O amor possível é uma adaptação (de Priscilla Duarte e François Kahn) do romance A caverna, de José Saramago, conta com a direção de Priscilla e Ricardo Gomes. Traz a história de uma família de oleiros que se vê impactada e transformada com a chegada de um grande centro de compras à cidade, desencadeando de forma trágica a anulação do trabalho manual realizado pelo viúvo Cipriano Algor, cujas peças de barro agora serão obrigatoriamente substituídas por produtos de plástico. Numa espécie de parábola social, alegoricamente Saramago retrata a passagem de um mundo artesanal que aos poucos vai desaparecendo frente aos avanços tecnológicos.
No romance, publicado em 2000, o autor retorna ao mito de Platão para discutir o capitalismo em uma sociedade em que as pessoas se tornaram reduzidas apenas às profissões e sombras.
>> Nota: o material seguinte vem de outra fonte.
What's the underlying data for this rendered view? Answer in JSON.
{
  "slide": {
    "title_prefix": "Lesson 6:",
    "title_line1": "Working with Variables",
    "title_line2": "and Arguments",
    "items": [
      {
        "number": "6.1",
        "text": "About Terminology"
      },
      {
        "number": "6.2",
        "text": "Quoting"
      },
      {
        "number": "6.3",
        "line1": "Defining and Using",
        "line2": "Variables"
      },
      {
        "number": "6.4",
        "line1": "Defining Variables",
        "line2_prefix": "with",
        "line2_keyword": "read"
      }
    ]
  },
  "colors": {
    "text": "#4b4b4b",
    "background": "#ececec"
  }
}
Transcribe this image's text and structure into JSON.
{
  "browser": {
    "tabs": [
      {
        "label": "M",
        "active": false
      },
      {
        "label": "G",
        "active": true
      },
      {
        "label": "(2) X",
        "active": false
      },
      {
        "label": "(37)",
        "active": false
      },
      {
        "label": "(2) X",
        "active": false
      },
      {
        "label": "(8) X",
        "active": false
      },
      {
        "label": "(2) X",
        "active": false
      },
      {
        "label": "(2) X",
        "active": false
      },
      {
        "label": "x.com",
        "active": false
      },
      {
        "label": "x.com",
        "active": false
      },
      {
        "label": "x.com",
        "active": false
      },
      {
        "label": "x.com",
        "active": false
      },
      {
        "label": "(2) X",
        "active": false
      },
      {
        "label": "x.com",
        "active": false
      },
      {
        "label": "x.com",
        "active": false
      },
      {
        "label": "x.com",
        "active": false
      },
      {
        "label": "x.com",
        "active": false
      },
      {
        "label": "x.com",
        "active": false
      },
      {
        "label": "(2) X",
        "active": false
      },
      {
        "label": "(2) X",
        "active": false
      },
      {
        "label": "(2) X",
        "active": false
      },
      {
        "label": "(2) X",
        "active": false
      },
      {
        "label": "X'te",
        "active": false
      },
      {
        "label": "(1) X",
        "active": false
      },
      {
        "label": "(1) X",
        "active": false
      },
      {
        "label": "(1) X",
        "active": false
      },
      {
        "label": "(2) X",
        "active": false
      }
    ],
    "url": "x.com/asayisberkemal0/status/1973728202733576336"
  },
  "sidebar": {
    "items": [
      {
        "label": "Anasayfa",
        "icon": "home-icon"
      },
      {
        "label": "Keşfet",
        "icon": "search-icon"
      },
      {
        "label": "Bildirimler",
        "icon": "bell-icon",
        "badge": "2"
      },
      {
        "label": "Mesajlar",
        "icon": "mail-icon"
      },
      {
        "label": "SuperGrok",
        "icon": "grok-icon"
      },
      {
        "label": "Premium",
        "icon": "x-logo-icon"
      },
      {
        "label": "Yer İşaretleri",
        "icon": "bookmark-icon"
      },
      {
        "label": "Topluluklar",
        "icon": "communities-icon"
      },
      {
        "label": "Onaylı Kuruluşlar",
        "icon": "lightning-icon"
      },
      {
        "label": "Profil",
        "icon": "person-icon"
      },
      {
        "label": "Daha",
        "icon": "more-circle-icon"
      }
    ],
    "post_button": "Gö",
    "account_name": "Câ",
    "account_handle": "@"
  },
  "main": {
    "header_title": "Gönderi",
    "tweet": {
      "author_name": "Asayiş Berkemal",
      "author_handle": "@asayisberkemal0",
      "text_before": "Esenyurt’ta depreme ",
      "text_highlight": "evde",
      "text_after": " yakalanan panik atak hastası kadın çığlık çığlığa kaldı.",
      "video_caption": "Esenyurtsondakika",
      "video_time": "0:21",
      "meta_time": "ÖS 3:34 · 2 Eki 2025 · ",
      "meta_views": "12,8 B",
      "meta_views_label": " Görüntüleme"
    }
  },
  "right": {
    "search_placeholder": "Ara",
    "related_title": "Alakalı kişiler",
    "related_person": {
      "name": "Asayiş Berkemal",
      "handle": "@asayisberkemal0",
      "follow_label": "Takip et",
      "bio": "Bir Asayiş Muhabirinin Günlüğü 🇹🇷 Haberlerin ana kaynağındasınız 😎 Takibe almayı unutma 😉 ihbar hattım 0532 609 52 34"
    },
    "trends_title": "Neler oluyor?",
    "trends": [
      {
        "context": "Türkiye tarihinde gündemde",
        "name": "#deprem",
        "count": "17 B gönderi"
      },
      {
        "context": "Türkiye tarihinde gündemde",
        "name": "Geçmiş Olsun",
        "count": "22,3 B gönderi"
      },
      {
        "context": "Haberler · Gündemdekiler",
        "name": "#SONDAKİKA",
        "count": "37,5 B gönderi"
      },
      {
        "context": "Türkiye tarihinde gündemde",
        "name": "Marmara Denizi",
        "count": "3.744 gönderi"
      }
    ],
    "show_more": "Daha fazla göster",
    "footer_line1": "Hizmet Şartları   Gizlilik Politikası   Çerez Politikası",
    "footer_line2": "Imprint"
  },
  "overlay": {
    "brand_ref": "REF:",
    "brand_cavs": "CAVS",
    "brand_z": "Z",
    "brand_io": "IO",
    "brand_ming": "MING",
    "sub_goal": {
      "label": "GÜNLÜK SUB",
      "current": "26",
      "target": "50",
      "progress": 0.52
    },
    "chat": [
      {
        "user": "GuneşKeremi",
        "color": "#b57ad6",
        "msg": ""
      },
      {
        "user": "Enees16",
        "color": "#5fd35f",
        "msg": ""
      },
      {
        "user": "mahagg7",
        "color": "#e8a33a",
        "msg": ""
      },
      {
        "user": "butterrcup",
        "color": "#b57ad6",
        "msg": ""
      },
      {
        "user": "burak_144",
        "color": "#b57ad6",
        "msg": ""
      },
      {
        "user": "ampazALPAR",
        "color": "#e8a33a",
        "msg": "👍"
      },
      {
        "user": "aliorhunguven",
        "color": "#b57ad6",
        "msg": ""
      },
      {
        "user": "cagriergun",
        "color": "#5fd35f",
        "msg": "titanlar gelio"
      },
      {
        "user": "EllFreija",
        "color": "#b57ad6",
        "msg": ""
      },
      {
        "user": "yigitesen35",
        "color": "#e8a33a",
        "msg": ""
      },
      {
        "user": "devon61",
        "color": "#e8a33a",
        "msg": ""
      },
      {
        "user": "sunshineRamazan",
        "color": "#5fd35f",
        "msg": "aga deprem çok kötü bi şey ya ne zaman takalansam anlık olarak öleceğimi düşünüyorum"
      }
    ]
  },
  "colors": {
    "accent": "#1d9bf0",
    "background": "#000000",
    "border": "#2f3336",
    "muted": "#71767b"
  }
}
No livro, o novo Centro Econômico (“a caverna”), pode ser comparado ao shopping center, espaço que simboliza o poder do lucro e da força das mercadorias, podendo ser considerado um ambiente inóspito e pouco poroso aos encontros, mais objetificando e apagando qualquer traço ou vestígio de humanidade e diferença. Na contramão das pessoas seduzidas por essas “grutas” consideradas pelo autor como “ frias e sombrias”, os personagens do romance descobrem e decidem que não cabem naqueles lugares. Ali a vida não é possível.
Teatro e artesanato: com as mãos na massa
Uma trabalha mais que a outra.
Dividem o peso dos anéis.
Uma nunca aprendeu a escrever.
Com isso a outra tornou-se mais silenciosa,
mais firme, mais acostumada ao adeus.
Em alguns gestos entram as duas
numa mesma coreografia
como quando é necessário contar algo
mais que cinco.
Aceitam as manchas dos anos
como solteironas
que envelhecem juntas.
(Mãos. A vida submarina. Ana Martins Marques, 2009)
Quando adentramos na sala, a personagem narradora já está ali a cantar e modelar sua argila. Tudo gira em torno de uma mesa, que como um centro gravitacional, será circulada por pequenos movimentos, repetidas aproximações e raros distanciamentos. Mas o foco reside na história narrada, na palavra falada e no jogo das mãos. O amor possível entrelaça barro, palavra e gesto numa fina teia repleta de delicadezas, silêncios e pedidos de escuta. A perplexidade do oleiro Cipriano (diante das mudanças que acontecem nos campos do trabalho e das relações humanas, que são recortes da adaptação) encontra abrigo na minuciosa e econômica atuação de Priscilla Duarte, que se divide no papel de narradora ao mesmo tempo que seu corpo também é matéria e molde para dar vida a cada personagem do romance, para que esses também possam expor seus pontos de vista, seus dilemas e emoções. A atriz- oleira e tecelã das palavras emerge como uma figura e voz situadas na fronteira entre as instâncias dramática e narrativa.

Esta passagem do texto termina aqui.